The statement
Call a class of algebras (of a fixed signature) an equational class if it is exactly the class of all algebras satisfying some set Σ of identities. Call it a variety if it is closed under H, S and P from the previous guide. Birkhoff's theorem (1935) says these two notions coincide: a class is equational if and only if it is a variety. One direction we essentially did already; the depth is in the converse.
Why the converse holds: free algebras do the work
Let V be a class closed under H, S, P. Define Σ to be *all* identities satisfied by every algebra in V. Clearly every member of V satisfies Σ. The hard part is the reverse inclusion: any algebra B satisfying Σ must already be in V. The proof builds the free algebra F_V(X) on a large enough generating set X, realises B as a homomorphic image of F_V(X), and shows F_V(X) ∈ V using exactly the three closure properties.
- Build the V-free algebra F = F_V(X) with X large enough to surject onto B. Concretely F is a subalgebra of a product of members of V (via all maps into V-algebras), so F ∈ SP(V) ⊆ V.
- Pick generators surjecting onto B; the universal property extends this to a surjection F ↠ B. Hence B ∈ H(V) ⊆ V — *provided* the surjection is legitimate, which is where Σ enters.
- B satisfies Σ — every identity true throughout V. This guarantees the relations holding in B are *at least* those forced in F, so the map F ↠ B is a well-defined homomorphism.

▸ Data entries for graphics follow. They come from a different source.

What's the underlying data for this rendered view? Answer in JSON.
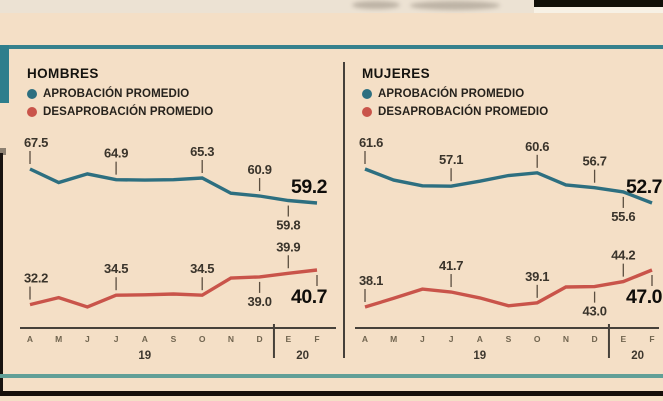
{
  "colors": {
    "background": "#f4dfc6",
    "approval": "#2d6f80",
    "disapproval": "#c9544a",
    "teal_rule": "#35818d",
    "bottom_teal_rule": "#619f97",
    "axis": "#46413a",
    "label_text": "#3a342b",
    "bold_text": "#0f0d0a"
  },
  "chart_data": [
    {
      "type": "line",
      "title": "HOMBRES",
      "legend_position": "top-left",
      "grid": false,
      "categories": [
        "A",
        "M",
        "J",
        "J",
        "A",
        "S",
        "O",
        "N",
        "D",
        "E",
        "F"
      ],
      "x_axis": {
        "year_groups": [
          {
            "label": "19",
            "from": 0,
            "to": 8
          },
          {
            "label": "20",
            "from": 9,
            "to": 10
          }
        ],
        "separator_after_index": 8
      },
      "series": [
        {
          "name": "APROBACIÓN PROMEDIO",
          "color": "#2d6f80",
          "values": [
            67.5,
            64.2,
            66.3,
            64.9,
            64.8,
            64.9,
            65.3,
            61.6,
            60.9,
            59.8,
            59.2
          ],
          "labeled_points": [
            {
              "index": 0,
              "text": "67.5",
              "side": "above"
            },
            {
              "index": 3,
              "text": "64.9",
              "side": "above"
            },
            {
              "index": 6,
              "text": "65.3",
              "side": "above"
            },
            {
              "index": 8,
              "text": "60.9",
              "side": "above"
            },
            {
              "index": 9,
              "text": "59.8",
              "side": "below"
            },
            {
              "index": 10,
              "text": "59.2",
              "side": "above",
              "bold": true
            }
          ]
        },
        {
          "name": "DESAPROBACIÓN PROMEDIO",
          "color": "#c9544a",
          "values": [
            32.2,
            33.9,
            31.6,
            34.5,
            34.6,
            34.8,
            34.5,
            38.7,
            39.0,
            39.9,
            40.7
          ],
          "labeled_points": [
            {
              "index": 0,
              "text": "32.2",
              "side": "above"
            },
            {
              "index": 3,
              "text": "34.5",
              "side": "above"
            },
            {
              "index": 6,
              "text": "34.5",
              "side": "above"
            },
            {
              "index": 8,
              "text": "39.0",
              "side": "below"
            },
            {
              "index": 9,
              "text": "39.9",
              "side": "above"
            },
            {
              "index": 10,
              "text": "40.7",
              "side": "below",
              "bold": true
            }
          ]
        }
      ]
    },
    {
      "type": "line",
      "title": "MUJERES",
      "legend_position": "top-left",
      "grid": false,
      "categories": [
        "A",
        "M",
        "J",
        "J",
        "A",
        "S",
        "O",
        "N",
        "D",
        "E",
        "F"
      ],
      "x_axis": {
        "year_groups": [
          {
            "label": "19",
            "from": 0,
            "to": 8
          },
          {
            "label": "20",
            "from": 9,
            "to": 10
          }
        ],
        "separator_after_index": 8
      },
      "series": [
        {
          "name": "APROBACIÓN PROMEDIO",
          "color": "#2d6f80",
          "values": [
            61.6,
            58.7,
            57.2,
            57.1,
            58.4,
            59.9,
            60.6,
            57.4,
            56.7,
            55.6,
            52.7
          ],
          "labeled_points": [
            {
              "index": 0,
              "text": "61.6",
              "side": "above"
            },
            {
              "index": 3,
              "text": "57.1",
              "side": "above"
            },
            {
              "index": 6,
              "text": "60.6",
              "side": "above"
            },
            {
              "index": 8,
              "text": "56.7",
              "side": "above"
            },
            {
              "index": 9,
              "text": "55.6",
              "side": "below"
            },
            {
              "index": 10,
              "text": "52.7",
              "side": "above",
              "bold": true
            }
          ]
        },
        {
          "name": "DESAPROBACIÓN PROMEDIO",
          "color": "#c9544a",
          "values": [
            38.1,
            40.2,
            42.4,
            41.7,
            40.3,
            38.4,
            39.1,
            42.9,
            43.0,
            44.2,
            47.0
          ],
          "labeled_points": [
            {
              "index": 0,
              "text": "38.1",
              "side": "above"
            },
            {
              "index": 3,
              "text": "41.7",
              "side": "above"
            },
            {
              "index": 6,
              "text": "39.1",
              "side": "above"
            },
            {
              "index": 8,
              "text": "43.0",
              "side": "below"
            },
            {
              "index": 9,
              "text": "44.2",
              "side": "above"
            },
            {
              "index": 10,
              "text": "47.0",
              "side": "below",
              "bold": true
            }
          ]
        }
      ]
    }
  ]
}
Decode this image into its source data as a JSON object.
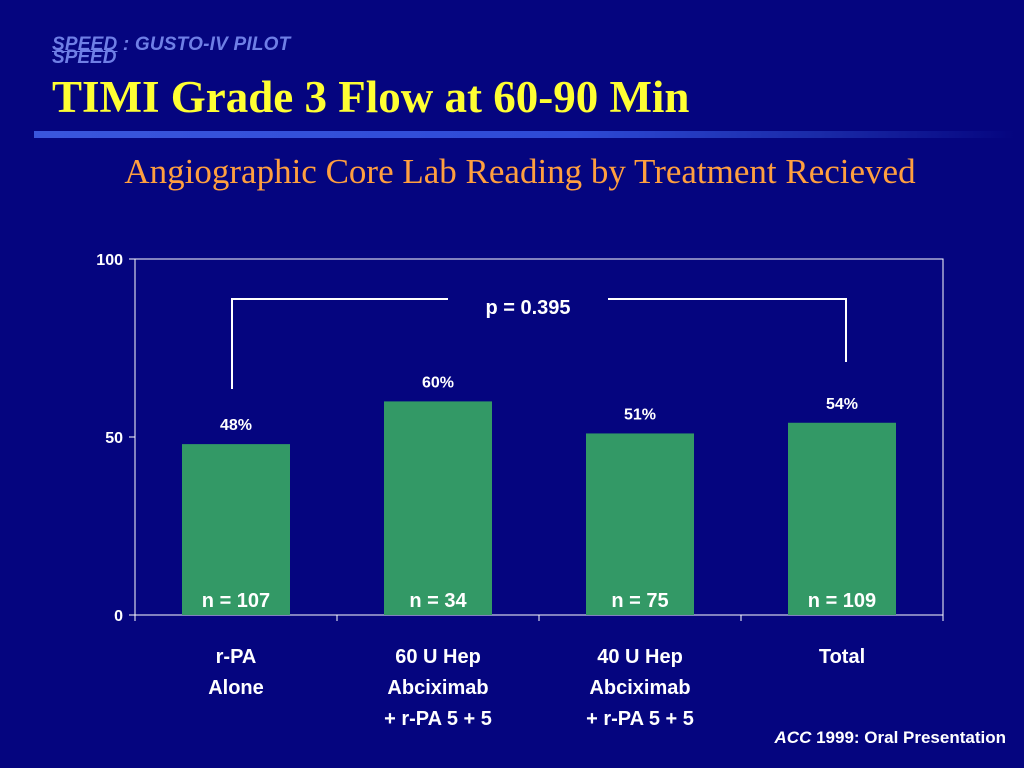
{
  "slide": {
    "header_speed": "SPEED",
    "header_rest": " : GUSTO-IV PILOT",
    "header_speed2": "SPEED",
    "title": "TIMI Grade 3 Flow at 60-90 Min",
    "subtitle": "Angiographic Core Lab Reading by Treatment Recieved",
    "citation_source": "ACC",
    "citation_rest": " 1999: Oral Presentation"
  },
  "colors": {
    "background": "#05057f",
    "title": "#ffff33",
    "subtitle": "#ff9f3f",
    "bar": "#339966",
    "text": "#ffffff"
  },
  "chart_data": {
    "type": "bar",
    "categories": [
      [
        "r-PA",
        "Alone"
      ],
      [
        "60 U Hep",
        "Abciximab",
        "+ r-PA 5 + 5"
      ],
      [
        "40 U Hep",
        "Abciximab",
        "+ r-PA 5 + 5"
      ],
      [
        "Total"
      ]
    ],
    "values": [
      48,
      60,
      51,
      54
    ],
    "value_labels": [
      "48%",
      "60%",
      "51%",
      "54%"
    ],
    "n_labels": [
      "n = 107",
      "n = 34",
      "n = 75",
      "n = 109"
    ],
    "ylim": [
      0,
      100
    ],
    "yticks": [
      "0",
      "50",
      "100"
    ],
    "ytick_values": [
      0,
      50,
      100
    ],
    "annotation": "p = 0.395",
    "bracket_between": [
      0,
      3
    ],
    "grid": false,
    "legend": "none"
  }
}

That closes the loop: B ∈ H(SP(V)) ⊆ V.
The slogan: V = HSP(K) for the variety GENERATED by a class K.
Worked instance. Let K = { Z } as a group (one infinite cyclic group).
Claim: HSP(Z) = the variety of ALL abelian groups.
P(Z): products Z^I are abelian.
S: subgroups of abelian groups are abelian.
H: quotients of abelian groups are abelian -- e.g. Z/nZ in H(Z).
So HSP(Z) is contained in the abelian-group variety.
Conversely every abelian group A is a quotient of a free abelian group
Z^(X) = a direct sum (subalgebra of a product) of copies of Z, so
A in H(S(P(Z))).
Hence HSP(Z) = abelian groups, defined by the single identity
x + y approx y + x (on top of the group identities).
Contrast: the class of FIELDS is NOT a variety.
A product of two fields, e.g. F2 x F2, has the zero-divisor (1,0)(0,1)=(0,0),
so it is not even an integral domain -- P fails. No set of identities can
define fields.What it buys you, and what it forbids
Birkhoff hands you a *decision criterion*. To prove some class is not equational, you need only exhibit one failure of closure: a subalgebra, quotient, or product that escapes the class. Fields fail at products (a product of fields has zero divisors); torsion-free abelian groups fail at quotients (Z is torsion-free but Z/2Z is not); finite groups fail at infinite products. Each non-example is a single coordinate-level computation, not a model-theoretic argument.